UNA FOTO DE 1950
Por Fernando Giménez Moreno
Hace unos años leí un artículo que iba encabezado por la misma foto que acompaña esta carta.
Estaba muy bien escrito, las cosas como son, pero destilando ponzoña desde la primera palabra hasta el punto final. No calificaré al autor como me gustaría hacerlo, no quedaría bien en este foro; además, la “h” es muda y la “j” suena muy fuerte cuando precede a la “p” y a la “t”. Si no recuerdo mal, el autor hacía un retrato de cada uno de los tres civilones que aparecen en la imagen, atribuyéndoles todo tipo de abusos, represión y torturas contra la población civil indefensa.

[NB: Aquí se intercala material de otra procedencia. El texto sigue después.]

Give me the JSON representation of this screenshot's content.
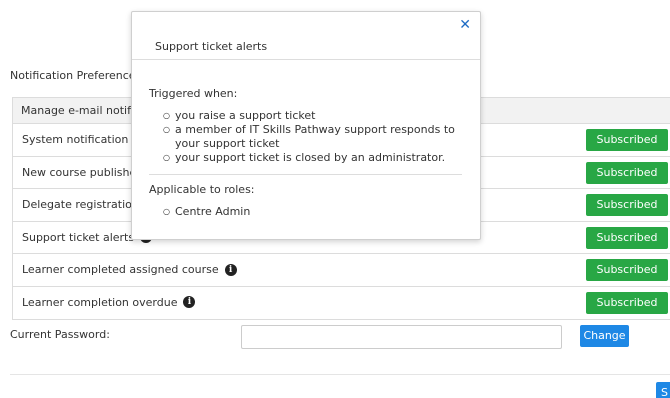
{
  "section_title": "Notification Preferences",
  "table": {
    "header": "Manage e-mail notifications",
    "rows": [
      {
        "label": "System notification added",
        "has_info": false,
        "status": "Subscribed"
      },
      {
        "label": "New course published to",
        "has_info": false,
        "status": "Subscribed"
      },
      {
        "label": "Delegate registration re",
        "has_info": false,
        "status": "Subscribed"
      },
      {
        "label": "Support ticket alerts",
        "has_info": true,
        "status": "Subscribed"
      },
      {
        "label": "Learner completed assigned course",
        "has_info": true,
        "status": "Subscribed"
      },
      {
        "label": "Learner completion overdue",
        "has_info": true,
        "status": "Subscribed"
      }
    ]
  },
  "password": {
    "label": "Current Password:",
    "value": "",
    "change_label": "Change"
  },
  "save_label": "S",
  "popover": {
    "title": "Support ticket alerts",
    "close_icon": "close-icon",
    "triggered_heading": "Triggered when:",
    "triggers": [
      "you raise a support ticket",
      "a member of IT Skills Pathway support responds to your support ticket",
      "your support ticket is closed by an administrator."
    ],
    "roles_heading": "Applicable to roles:",
    "roles": [
      "Centre Admin"
    ]
  },
  "colors": {
    "subscribed": "#28a745",
    "primary": "#1e88e5",
    "close": "#1e6bc4"
  }
}
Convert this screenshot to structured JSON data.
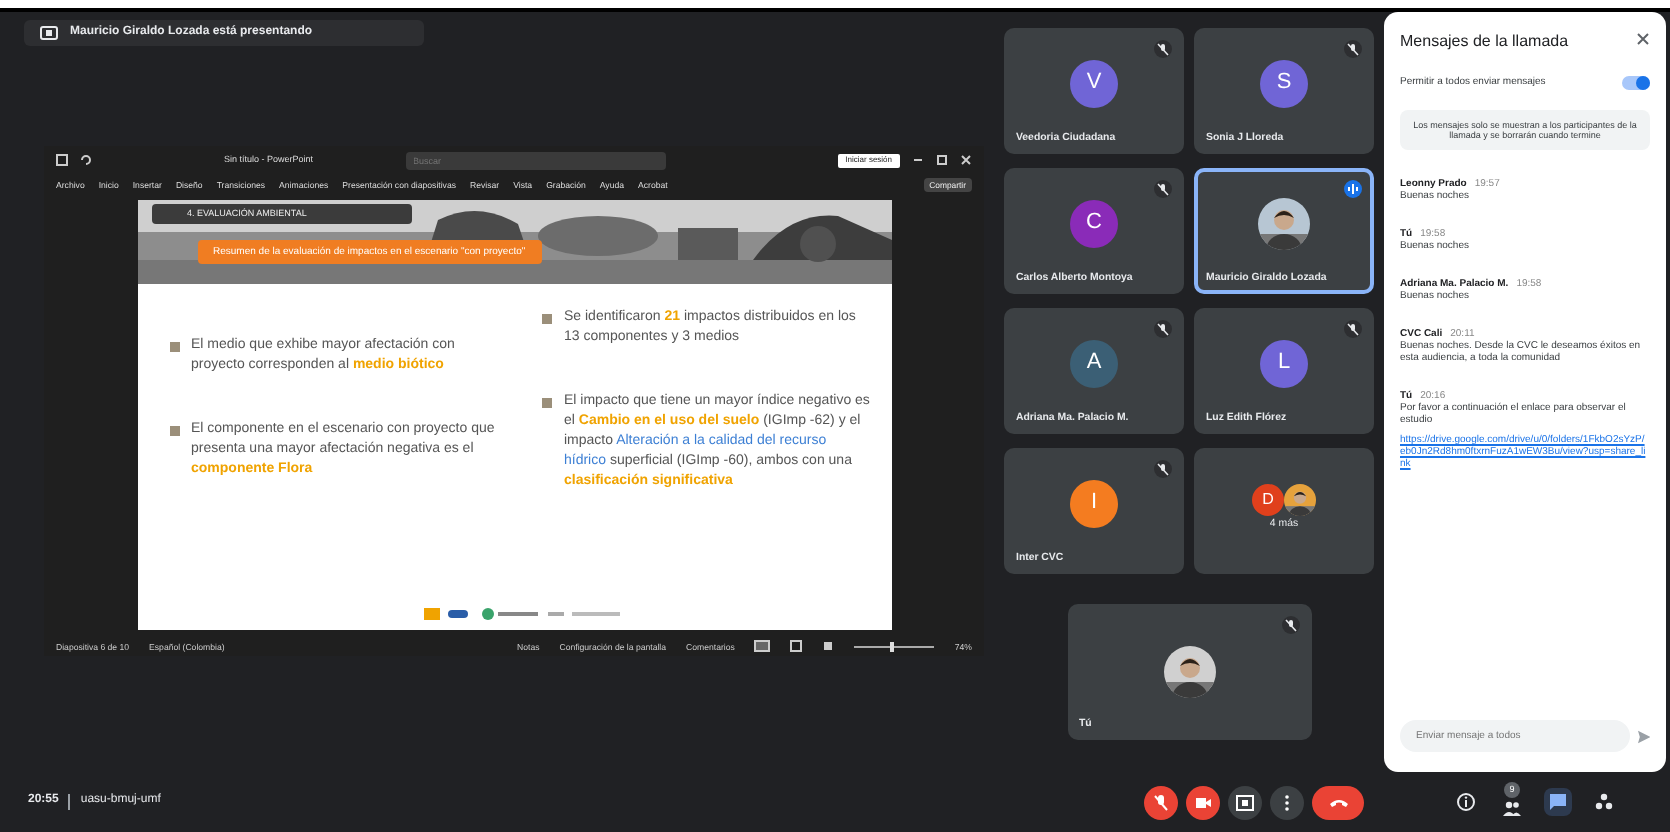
{
  "presenter_banner": {
    "text": "Mauricio Giraldo Lozada está presentando"
  },
  "shared_screen": {
    "app_title": "Sin título - PowerPoint",
    "search_placeholder": "Buscar",
    "account_button": "Iniciar sesión",
    "ribbon_tabs": [
      "Archivo",
      "Inicio",
      "Insertar",
      "Diseño",
      "Transiciones",
      "Animaciones",
      "Presentación con diapositivas",
      "Revisar",
      "Vista",
      "Grabación",
      "Ayuda",
      "Acrobat"
    ],
    "share_button": "Compartir",
    "slide": {
      "section_label": "4. EVALUACIÓN AMBIENTAL",
      "heading": "Resumen de la evaluación de impactos en el escenario \"con proyecto\"",
      "columns": [
        [
          "El medio que exhibe mayor afectación con proyecto corresponden al **medio biótico**",
          "El componente en el escenario con proyecto que presenta una mayor afectación negativa es el **componente Flora**"
        ],
        [
          "Se identificaron **21** impactos distribuidos en los 13 componentes y 3 medios",
          "El impacto que tiene un mayor índice negativo es el **Cambio en el uso del suelo** (IGImp -62) y el impacto *Alteración a la calidad del recurso hídrico* superficial (IGImp -60), ambos con una **clasificación significativa**"
        ]
      ]
    },
    "status_left": [
      "Diapositiva 6 de 10",
      "Español (Colombia)"
    ],
    "status_right": [
      "Notas",
      "Configuración de la pantalla",
      "Comentarios"
    ],
    "zoom_slider": {
      "level": 0.45
    },
    "zoom_text": "74%"
  },
  "tiles": [
    {
      "name": "Veedoria Ciudadana",
      "kind": "initial",
      "initial": "V",
      "color": "#7065d6",
      "muted": true,
      "speaking": false
    },
    {
      "name": "Sonia J Lloreda",
      "kind": "initial",
      "initial": "S",
      "color": "#7065d6",
      "muted": true,
      "speaking": false
    },
    {
      "name": "Carlos Alberto Montoya",
      "kind": "initial",
      "initial": "C",
      "color": "#8a2bb8",
      "muted": true,
      "speaking": false
    },
    {
      "name": "Mauricio Giraldo Lozada",
      "muted": false,
      "speaking": true
    },
    {
      "name": "Adriana Ma. Palacio M.",
      "kind": "initial",
      "initial": "A",
      "color": "#3b5f75",
      "muted": true,
      "speaking": false
    },
    {
      "name": "Luz Edith Flórez",
      "kind": "initial",
      "initial": "L",
      "color": "#7065d6",
      "muted": true,
      "speaking": false
    },
    {
      "name": "Inter CVC",
      "kind": "initial",
      "initial": "I",
      "color": "#f47c20",
      "muted": true,
      "speaking": false
    },
    {
      "name": "4 más",
      "kind": "group",
      "initial": "D",
      "color": "#e0401c",
      "muted": false,
      "speaking": false
    },
    {
      "name": "Tú",
      "muted": true,
      "speaking": false
    }
  ],
  "chat": {
    "title": "Mensajes de la llamada",
    "allow_label": "Permitir a todos enviar mensajes",
    "allow_toggle": {
      "on": true
    },
    "notice": "Los mensajes solo se muestran a los participantes de la llamada y se borrarán cuando termine",
    "messages": [
      {
        "sender": "Leonny Prado",
        "time": "19:57",
        "text": "Buenas noches"
      },
      {
        "sender": "Tú",
        "time": "19:58",
        "text": "Buenas noches"
      },
      {
        "sender": "Adriana Ma. Palacio M.",
        "time": "19:58",
        "text": "Buenas noches"
      },
      {
        "sender": "CVC Cali",
        "time": "20:11",
        "text": "Buenas noches. Desde la CVC le deseamos éxitos en esta audiencia, a toda la comunidad"
      },
      {
        "sender": "Tú",
        "time": "20:16",
        "text": "Por favor a continuación el enlace para observar el estudio",
        "link": "https://drive.google.com/drive/u/0/folders/1FkbO2sYzP/eb0Jn2Rd8hm0ftxrnFuzA1wEW3Bu/view?usp=share_link"
      }
    ],
    "input_placeholder": "Enviar mensaje a todos"
  },
  "bottom_bar": {
    "time": "20:55",
    "meeting_code": "uasu-bmuj-umf",
    "controls": [
      {
        "kind": "mic",
        "on": false
      },
      {
        "kind": "camera",
        "on": false
      },
      {
        "kind": "present"
      },
      {
        "kind": "more"
      },
      {
        "kind": "hangup"
      }
    ],
    "side_buttons": [
      {
        "kind": "info",
        "selected": false
      },
      {
        "kind": "people",
        "selected": false,
        "badge": "9"
      },
      {
        "kind": "chat",
        "selected": true
      },
      {
        "kind": "activities",
        "selected": false
      }
    ]
  }
}
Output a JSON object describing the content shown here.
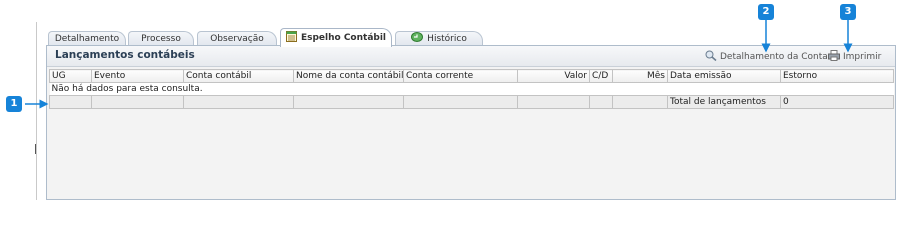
{
  "tabs": [
    {
      "label": "Detalhamento",
      "active": false
    },
    {
      "label": "Processo",
      "active": false
    },
    {
      "label": "Observação",
      "active": false
    },
    {
      "label": "Espelho Contábil",
      "active": true,
      "icon": "ledger-icon"
    },
    {
      "label": "Histórico",
      "active": false,
      "icon": "history-icon"
    }
  ],
  "panel": {
    "title": "Lançamentos contábeis",
    "detail_button": "Detalhamento da Conta",
    "print_button": "Imprimir"
  },
  "grid": {
    "columns": [
      "UG",
      "Evento",
      "Conta contábil",
      "Nome da conta contábil",
      "Conta corrente",
      "Valor",
      "C/D",
      "Mês",
      "Data emissão",
      "Estorno"
    ],
    "empty_message": "Não há dados para esta consulta.",
    "total_label": "Total de lançamentos",
    "total_value": "0"
  },
  "callouts": [
    "1",
    "2",
    "3"
  ],
  "colors": {
    "callout": "#1683d8",
    "title": "#2b3f55",
    "panel_border": "#aebccb"
  }
}
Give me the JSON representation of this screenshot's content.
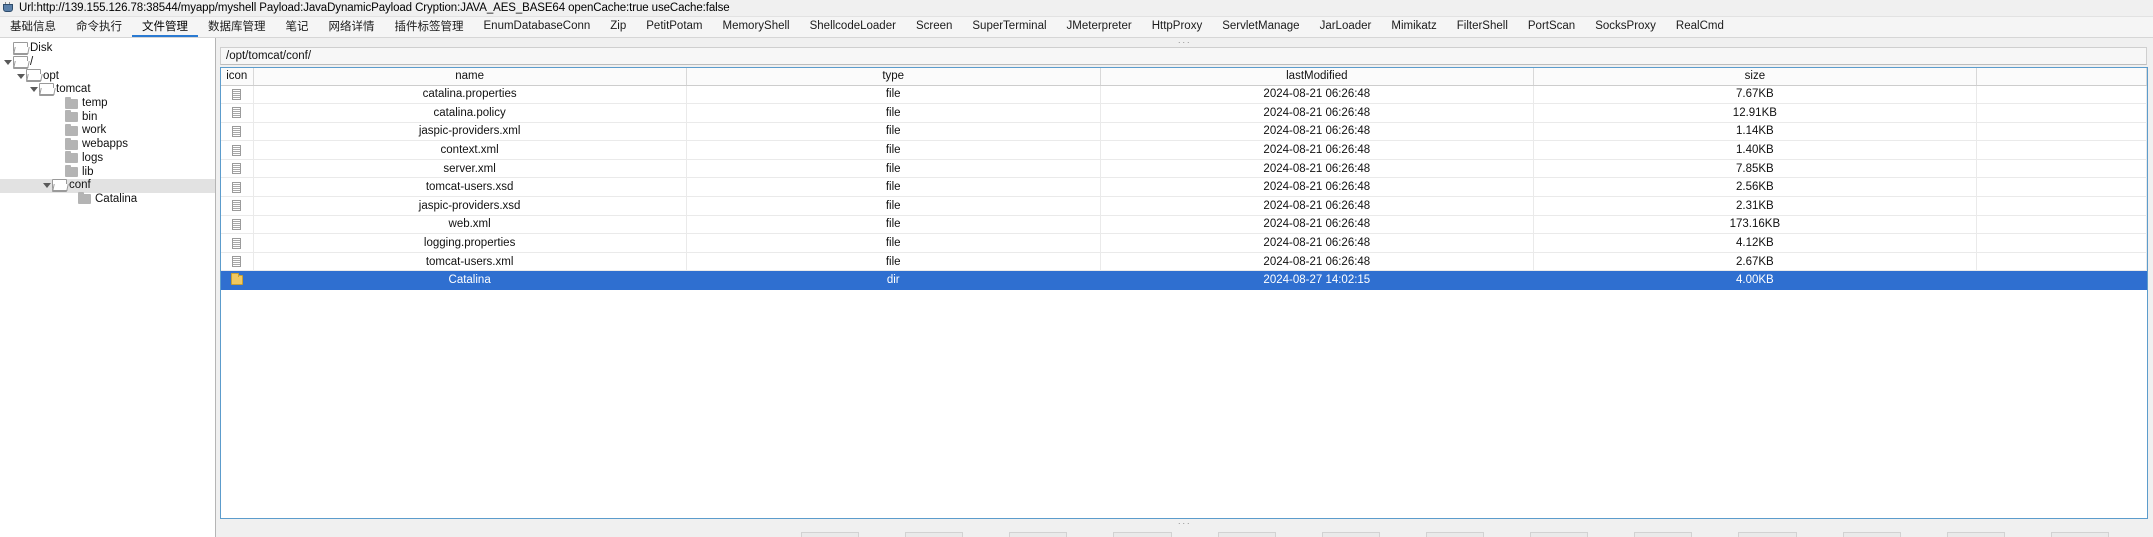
{
  "window": {
    "icon": "java-cup-icon",
    "title": "Url:http://139.155.126.78:38544/myapp/myshell Payload:JavaDynamicPayload Cryption:JAVA_AES_BASE64 openCache:true useCache:false"
  },
  "tabs": [
    {
      "label": "基础信息",
      "active": false
    },
    {
      "label": "命令执行",
      "active": false
    },
    {
      "label": "文件管理",
      "active": true
    },
    {
      "label": "数据库管理",
      "active": false
    },
    {
      "label": "笔记",
      "active": false
    },
    {
      "label": "网络详情",
      "active": false
    },
    {
      "label": "插件标签管理",
      "active": false
    },
    {
      "label": "EnumDatabaseConn",
      "active": false
    },
    {
      "label": "Zip",
      "active": false
    },
    {
      "label": "PetitPotam",
      "active": false
    },
    {
      "label": "MemoryShell",
      "active": false
    },
    {
      "label": "ShellcodeLoader",
      "active": false
    },
    {
      "label": "Screen",
      "active": false
    },
    {
      "label": "SuperTerminal",
      "active": false
    },
    {
      "label": "JMeterpreter",
      "active": false
    },
    {
      "label": "HttpProxy",
      "active": false
    },
    {
      "label": "ServletManage",
      "active": false
    },
    {
      "label": "JarLoader",
      "active": false
    },
    {
      "label": "Mimikatz",
      "active": false
    },
    {
      "label": "FilterShell",
      "active": false
    },
    {
      "label": "PortScan",
      "active": false
    },
    {
      "label": "SocksProxy",
      "active": false
    },
    {
      "label": "RealCmd",
      "active": false
    }
  ],
  "sidebar": {
    "tree": [
      {
        "label": "Disk",
        "depth": 0,
        "twisty": "none",
        "icon": "folder-open-icon",
        "selected": false
      },
      {
        "label": "/",
        "depth": 0,
        "twisty": "open",
        "icon": "folder-open-icon",
        "selected": false
      },
      {
        "label": "opt",
        "depth": 1,
        "twisty": "open",
        "icon": "folder-open-icon",
        "selected": false
      },
      {
        "label": "tomcat",
        "depth": 2,
        "twisty": "open",
        "icon": "folder-open-icon",
        "selected": false
      },
      {
        "label": "temp",
        "depth": 4,
        "twisty": "none",
        "icon": "folder-closed-icon",
        "selected": false
      },
      {
        "label": "bin",
        "depth": 4,
        "twisty": "none",
        "icon": "folder-closed-icon",
        "selected": false
      },
      {
        "label": "work",
        "depth": 4,
        "twisty": "none",
        "icon": "folder-closed-icon",
        "selected": false
      },
      {
        "label": "webapps",
        "depth": 4,
        "twisty": "none",
        "icon": "folder-closed-icon",
        "selected": false
      },
      {
        "label": "logs",
        "depth": 4,
        "twisty": "none",
        "icon": "folder-closed-icon",
        "selected": false
      },
      {
        "label": "lib",
        "depth": 4,
        "twisty": "none",
        "icon": "folder-closed-icon",
        "selected": false
      },
      {
        "label": "conf",
        "depth": 3,
        "twisty": "open",
        "icon": "folder-open-icon",
        "selected": true
      },
      {
        "label": "Catalina",
        "depth": 5,
        "twisty": "none",
        "icon": "folder-closed-icon",
        "selected": false
      }
    ]
  },
  "path": {
    "value": "/opt/tomcat/conf/"
  },
  "table": {
    "columns": [
      "icon",
      "name",
      "type",
      "lastModified",
      "size"
    ],
    "rows": [
      {
        "icon": "file-icon",
        "name": "catalina.properties",
        "type": "file",
        "lastModified": "2024-08-21 06:26:48",
        "size": "7.67KB",
        "selected": false
      },
      {
        "icon": "file-icon",
        "name": "catalina.policy",
        "type": "file",
        "lastModified": "2024-08-21 06:26:48",
        "size": "12.91KB",
        "selected": false
      },
      {
        "icon": "file-icon",
        "name": "jaspic-providers.xml",
        "type": "file",
        "lastModified": "2024-08-21 06:26:48",
        "size": "1.14KB",
        "selected": false
      },
      {
        "icon": "file-icon",
        "name": "context.xml",
        "type": "file",
        "lastModified": "2024-08-21 06:26:48",
        "size": "1.40KB",
        "selected": false
      },
      {
        "icon": "file-icon",
        "name": "server.xml",
        "type": "file",
        "lastModified": "2024-08-21 06:26:48",
        "size": "7.85KB",
        "selected": false
      },
      {
        "icon": "file-icon",
        "name": "tomcat-users.xsd",
        "type": "file",
        "lastModified": "2024-08-21 06:26:48",
        "size": "2.56KB",
        "selected": false
      },
      {
        "icon": "file-icon",
        "name": "jaspic-providers.xsd",
        "type": "file",
        "lastModified": "2024-08-21 06:26:48",
        "size": "2.31KB",
        "selected": false
      },
      {
        "icon": "file-icon",
        "name": "web.xml",
        "type": "file",
        "lastModified": "2024-08-21 06:26:48",
        "size": "173.16KB",
        "selected": false
      },
      {
        "icon": "file-icon",
        "name": "logging.properties",
        "type": "file",
        "lastModified": "2024-08-21 06:26:48",
        "size": "4.12KB",
        "selected": false
      },
      {
        "icon": "file-icon",
        "name": "tomcat-users.xml",
        "type": "file",
        "lastModified": "2024-08-21 06:26:48",
        "size": "2.67KB",
        "selected": false
      },
      {
        "icon": "folder-icon",
        "name": "Catalina",
        "type": "dir",
        "lastModified": "2024-08-27 14:02:15",
        "size": "4.00KB",
        "selected": true
      }
    ]
  },
  "splitters": {
    "top_grip": "···",
    "bottom_grip": "···"
  }
}
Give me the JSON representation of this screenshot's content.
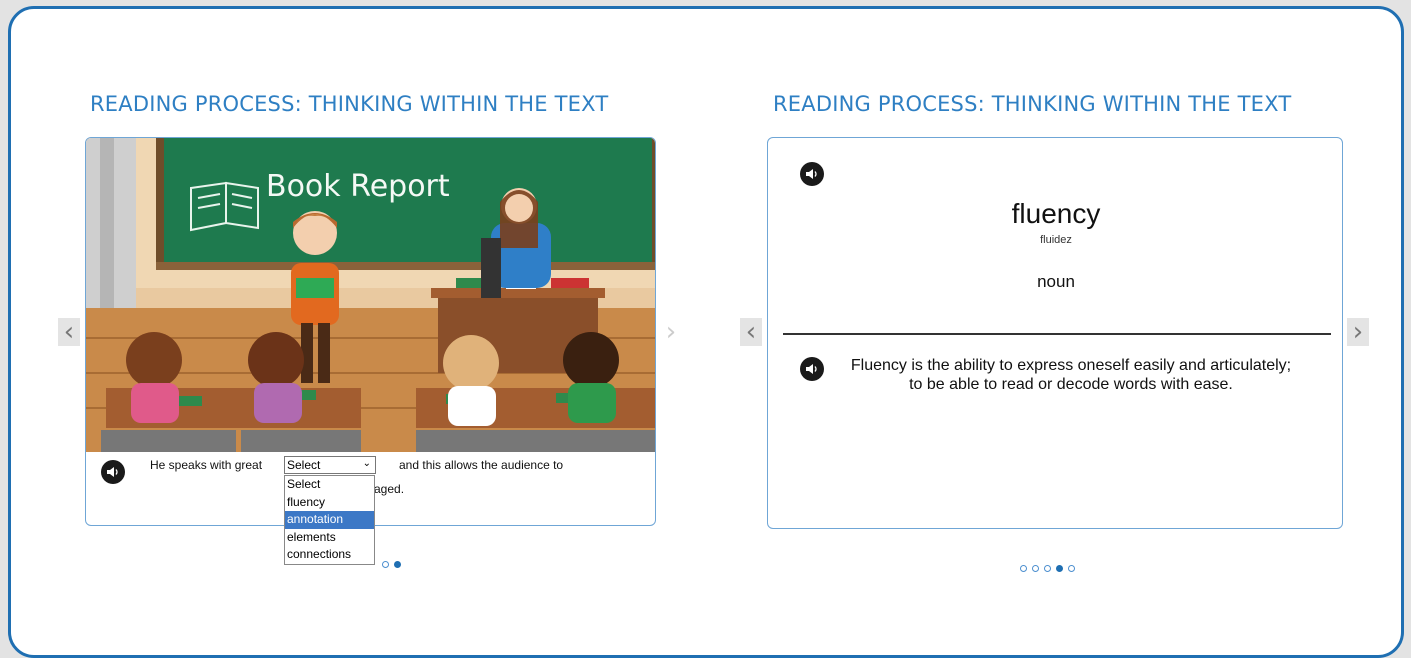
{
  "left_panel": {
    "title": "READING PROCESS: THINKING WITHIN THE TEXT",
    "board_text": "Book Report",
    "sentence_before": "He speaks with great",
    "sentence_after": "and this allows the audience to",
    "sentence_line2": "aged.",
    "select_value": "Select",
    "options": [
      "Select",
      "fluency",
      "annotation",
      "elements",
      "connections"
    ],
    "highlighted_option": "annotation",
    "prev_label": "‹",
    "next_label": "›"
  },
  "right_panel": {
    "title": "READING PROCESS: THINKING WITHIN THE TEXT",
    "word": "fluency",
    "translation": "fluidez",
    "part_of_speech": "noun",
    "definition": "Fluency is the ability to express oneself easily and articulately; to be able to read or decode words with ease.",
    "prev_label": "‹",
    "next_label": "›",
    "dots_total": 5,
    "active_dot": 3
  },
  "colors": {
    "accent": "#1f6fb2",
    "title_blue": "#2e7fc3",
    "chalkboard": "#1e7a4e",
    "wood": "#c98a4a"
  }
}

Ya no recuerdo cuál de ellos (siempre según el autor) disfrutaba deteniendo a chicos jóvenes por el simple delito de haberle mirado mal. Otro de ellos tenía cara de torturador, y tenía la costumbre de de apagar cigarros encendidos en la piel de los detenidos. Racistas los tres, por supuesto, detenían sin motivo a cualquier gitano que se cruzara en su camino, por el mero hecho de serlo. Ni que decir tiene que los tres estaban al servicio de los señoritos terratenientes de la zona, consintiendo todo tipo de abusos a los hijos de éstos.
Hombre, pues ya puestos, yo también voy a inventarme la historia de los tres guardias, haciendo otra lectura de la foto. Pero en sentido contrario. Les pido perdón de antemano a ellos o a sus familias por describirlos sin conocerlos en persona. Creo que sabrán disculparme por el cariño con que me dispongo a imaginarlos.
Empezando por la derecha, y no se interprete esto con intencionalidad política.
Es aficionado a la electrónica y se atreve a meterle mano a las radios a válvulas que tienen en algunos puestos de su Comandancia. Inevitablemente, cualquier avería en el teléfono o en la luz en su puesto se le adjudica, y para allá va allá que va él, alicate, tijera y destornillador en ristre, a arreglar la avería. A la hora que sea. Cuando puede se compra algún libro o alguna revista de electrónica, algunos de ellos en inglés, idioma que lee con cierta facilidad, pero que le cuesta mucho entender “de oído”, y todavía más, hablar. Fue el único del puesto que se pudo comunicar con un fotógrafo americano que estuvo por la zona retratando la vida y costumbres de la región. En una de las revistas ha leído que se está trabajando en América con lo que llaman un ‘cerebro electrónico’ a base de válvulas, el cual es capaz de hacer cálculos mil veces más rápido que un cerebro humano. Y sueña con lo maravilloso que sería poder tener un cerebro de esos en la Comandancia, para poder guardar toda la información y poder buscarla rápidamente sin tener que perderse entre archivadores.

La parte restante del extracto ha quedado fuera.